I made that example up, but only barely.
7 replies →
a circular dependency and a single point of failure are not the same thing. If I have a single point of failure and it is down, I fix that and things work again. If I have circular dependency, there is no obvious way to fix anything that is broken any longer.
when you have a circular dependency, one strategy employed, is to have it be circular but interruptible for 18 or so hours. Call it an oh shit bar.
I'm glad I never had to get that deep into the failure chain.
> And IAM is not a wholly independent software stack: they rely on DynamoDB and a few other services, which in turn have a circular dependency on IAM.
When you dogfood your own Rube Goldberg machine.
We should let the IAM service team know if this glaring gap the hn thread figured out /s
I’m 99% ;) certain dependencies of foundational services are a well discussed topic
> The idea that AWS's services are fully regionalized or isolated has always been a myth.
This is highly misleading. It's true that there's a handful of global AWS services - but only their control planes operate from a single region (e.g. us-east-1). Their data planes are regionally isolated or globally distributed.[1]
The only time you'd normally use a service control plane is to deploy changes, e.g. when you create, read, update or delete service resources or update configuration during a change window.
Workloads should be designed for "static stability", as recommended by AWS.[2] A statically stable workload only depends upon the data planes of the services it uses at runtime. Statically stable workloads are designed to continue operating as normal even if there's a service event impairing one or more control planes (including for global services).
> During us-east-1 outages it's sometimes possible to continue using existing auth tokens or sessions in other regions, while not possible to grant new ones.
This is just plain wrong! The IAM Security Token Service (STS), which grants IAM tokens, is a data plane-only service and runs independently in each region [3]. The IAM data plane, which enforces access control, is also regional.
If the IAM control plane is impaired, you might not be able to create new IAM roles (a control plane operation) - but you can continue generating and using temporary credentials for existing IAM roles (data plane operations) within the region your workload is running in. This allows statically stable workloads to continue using IAM without interruption.
[1] https://docs.aws.amazon.com/whitepapers/latest/aws-fault-iso...
"Global AWS services still follow the conventional AWS design pattern of separating the control plane and data plane in order to achieve static stability.
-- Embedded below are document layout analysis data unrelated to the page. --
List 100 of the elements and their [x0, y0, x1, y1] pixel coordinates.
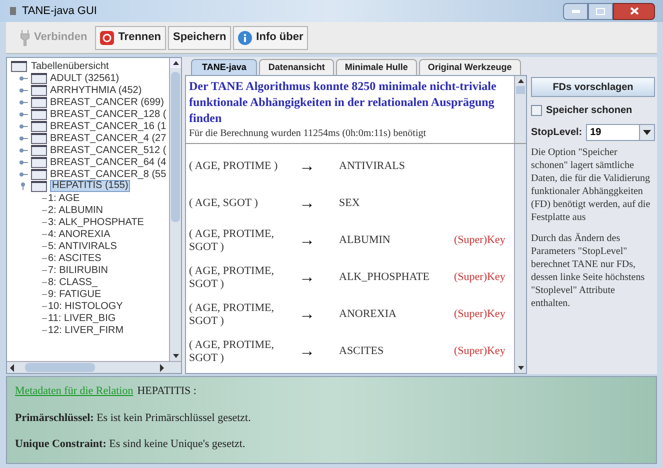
dependency-lhs: ( AGE, PROTIME, SGOT )	[189, 228, 275, 254]
tree-item[interactable]: 2: ALBUMIN	[48, 202, 104, 218]
dependency-lhs: ( AGE, PROTIME, SGOT )	[189, 338, 275, 364]
tab[interactable]: Minimale Hulle	[336, 59, 417, 75]
tree-item[interactable]: 5: ANTIVIRALS	[48, 238, 117, 254]
collapsed-handle-icon[interactable]	[19, 100, 28, 104]
key-label: (Super)Key	[454, 307, 506, 322]
arrow-down-icon	[172, 354, 178, 358]
tree-item[interactable]: 7: BILIRUBIN	[48, 262, 108, 278]
power-icon	[100, 30, 114, 44]
checkbox-label[interactable]: Speicher schonen	[546, 103, 632, 118]
tab[interactable]: TANE-java	[191, 59, 258, 75]
table-icon	[31, 180, 47, 192]
plug-icon	[20, 30, 30, 46]
collapsed-handle-icon[interactable]	[19, 172, 28, 176]
table-icon	[31, 120, 47, 132]
tree-item[interactable]: BREAST_CANCER_128 (	[50, 106, 166, 122]
scrollbar[interactable]	[514, 144, 526, 373]
scroll-thumb[interactable]	[171, 72, 180, 222]
horizontal-scrollbar[interactable]	[7, 361, 181, 373]
metadata-line: Primärschlüssel: Es ist kein Primärschlüssel gesetzt.	[15, 410, 252, 426]
info-icon	[238, 30, 252, 44]
app-icon	[8, 6, 18, 16]
scroll-thumb[interactable]	[516, 86, 525, 94]
maximize-icon	[596, 8, 605, 14]
scrollbar[interactable]	[514, 76, 526, 143]
scroll-thumb[interactable]	[25, 363, 95, 372]
tree-item[interactable]: 9: FATIGUE	[48, 286, 102, 302]
table-icon	[31, 108, 47, 120]
table-icon	[31, 168, 47, 180]
tree-item[interactable]: 12: LIVER_FIRM	[48, 322, 124, 338]
toolbar-button[interactable]: Speichern	[168, 26, 232, 50]
expanded-handle-icon[interactable]	[19, 182, 28, 190]
dependency-rhs: ALBUMIN	[339, 233, 392, 248]
minimize-button[interactable]	[563, 2, 588, 20]
arrow-text: →	[299, 156, 316, 176]
collapsed-handle-icon[interactable]	[19, 148, 28, 152]
tab[interactable]: Datenansicht	[259, 59, 334, 75]
collapsed-handle-icon[interactable]	[19, 124, 28, 128]
tab[interactable]: Original Werkzeuge	[418, 59, 521, 75]
timing-text: Für die Berechnung wurden 11254ms (0h:0m:11s) benötigt	[189, 127, 428, 141]
scrollbar[interactable]	[169, 58, 181, 361]
suggest-fds-button[interactable]: FDs vorschlagen	[531, 77, 655, 97]
collapsed-handle-icon[interactable]	[19, 76, 28, 80]
dependency-rhs: SEX	[339, 196, 361, 212]
tree-item[interactable]: 1: AGE	[48, 190, 80, 206]
dropdown-arrow-icon	[643, 130, 651, 135]
dependency-rhs: ANTIVIRALS	[339, 159, 406, 174]
table-icon	[31, 156, 47, 168]
toolbar-button[interactable]: Info über	[233, 26, 308, 50]
tree-item[interactable]: ADULT (32561)	[50, 70, 120, 86]
window-title: TANE-java GUI	[22, 4, 97, 19]
arrow-up-icon	[172, 61, 178, 65]
tree-item[interactable]: 11: LIVER_BIG	[48, 310, 116, 326]
arrow-text: →	[299, 194, 316, 214]
tree-item[interactable]: 8: CLASS_	[48, 274, 98, 290]
relation-name: HEPATITIS :	[137, 384, 196, 399]
collapsed-handle-icon[interactable]	[19, 160, 28, 164]
collapsed-handle-icon[interactable]	[19, 136, 28, 140]
tree-item[interactable]: BREAST_CANCER_4 (27	[50, 130, 166, 146]
tree-item[interactable]: 3: ALK_PHOSPHATE	[48, 214, 144, 230]
collapsed-handle-icon[interactable]	[19, 88, 28, 92]
stoplevel-label: StopLevel:	[531, 126, 582, 140]
metadata-line: Unique Constraint: Es sind keine Unique's gesetzt.	[15, 437, 246, 452]
arrow-text: →	[299, 304, 316, 324]
tree-item[interactable]: BREAST_CANCER_64 (4	[50, 154, 166, 170]
collapsed-handle-icon[interactable]	[19, 112, 28, 116]
tree-item[interactable]: Tabellenübersicht	[31, 58, 109, 74]
arrow-right-icon	[157, 364, 167, 372]
tree-item[interactable]: 4: ANOREXIA	[48, 226, 110, 242]
dependency-rhs: ASCITES	[339, 344, 385, 360]
stoplevel-dropdown[interactable]: 19	[586, 124, 655, 141]
tree-item[interactable]: BREAST_CANCER (699)	[50, 94, 164, 110]
tree-item[interactable]: BREAST_CANCER_8 (55	[50, 166, 166, 182]
key-label: (Super)Key	[454, 233, 506, 248]
tree-item[interactable]: BREAST_CANCER_512 (	[50, 142, 166, 158]
table-icon	[31, 72, 47, 84]
dependency-lhs: ( AGE, SGOT )	[189, 197, 259, 210]
tree-item[interactable]: ARRHYTHMIA (452)	[50, 82, 142, 98]
toolbar-button[interactable]: Trennen	[95, 26, 166, 50]
dependency-rhs: ANOREXIA	[339, 307, 398, 322]
arrow-up-icon	[518, 79, 524, 83]
arrow-text: →	[299, 268, 316, 288]
arrow-text: →	[299, 342, 316, 362]
dependency-lhs: ( AGE, PROTIME, SGOT )	[189, 264, 275, 290]
tree-item[interactable]: HEPATITIS (155)	[50, 180, 130, 192]
tree-item[interactable]: 10: HISTOLOGY	[48, 298, 123, 314]
minimize-icon	[572, 10, 580, 12]
maximize-button[interactable]	[588, 2, 613, 20]
arrow-down-icon	[518, 366, 524, 370]
table-icon	[31, 132, 47, 144]
dependency-lhs: ( AGE, PROTIME )	[189, 160, 279, 173]
checkbox[interactable]	[531, 105, 542, 116]
close-icon	[630, 7, 638, 15]
tree-item[interactable]: 6: ASCITES	[48, 250, 102, 266]
dependency-rhs: ALK_PHOSPHATE	[339, 270, 430, 286]
close-button[interactable]	[613, 2, 655, 20]
dependency-lhs: ( AGE, PROTIME, SGOT )	[189, 302, 275, 328]
description-text: Durch das Ändern des Parameters "StopLevel" berechnet TANE nur FDs, dessen linke Seite höchstens "Stoplevel" Attribute enthalten.	[531, 232, 646, 310]
tree-item[interactable]: BREAST_CANCER_16 (1	[50, 118, 166, 134]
The significant difference for most global services is that their control plane is hosted in a single AWS Region, while their data plane is globally distributed."
[2] https://docs.aws.amazon.com/whitepapers/latest/aws-fault-iso...
"...eliminating dependencies on control planes (the APIs that implement changes to resources) in your recovery path helps produce more resilient workloads."
[3] https://docs.aws.amazon.com/whitepapers/latest/aws-fault-iso...
"STS is a data plane-only service that is separate from IAM, and does not depend on the IAM control plane."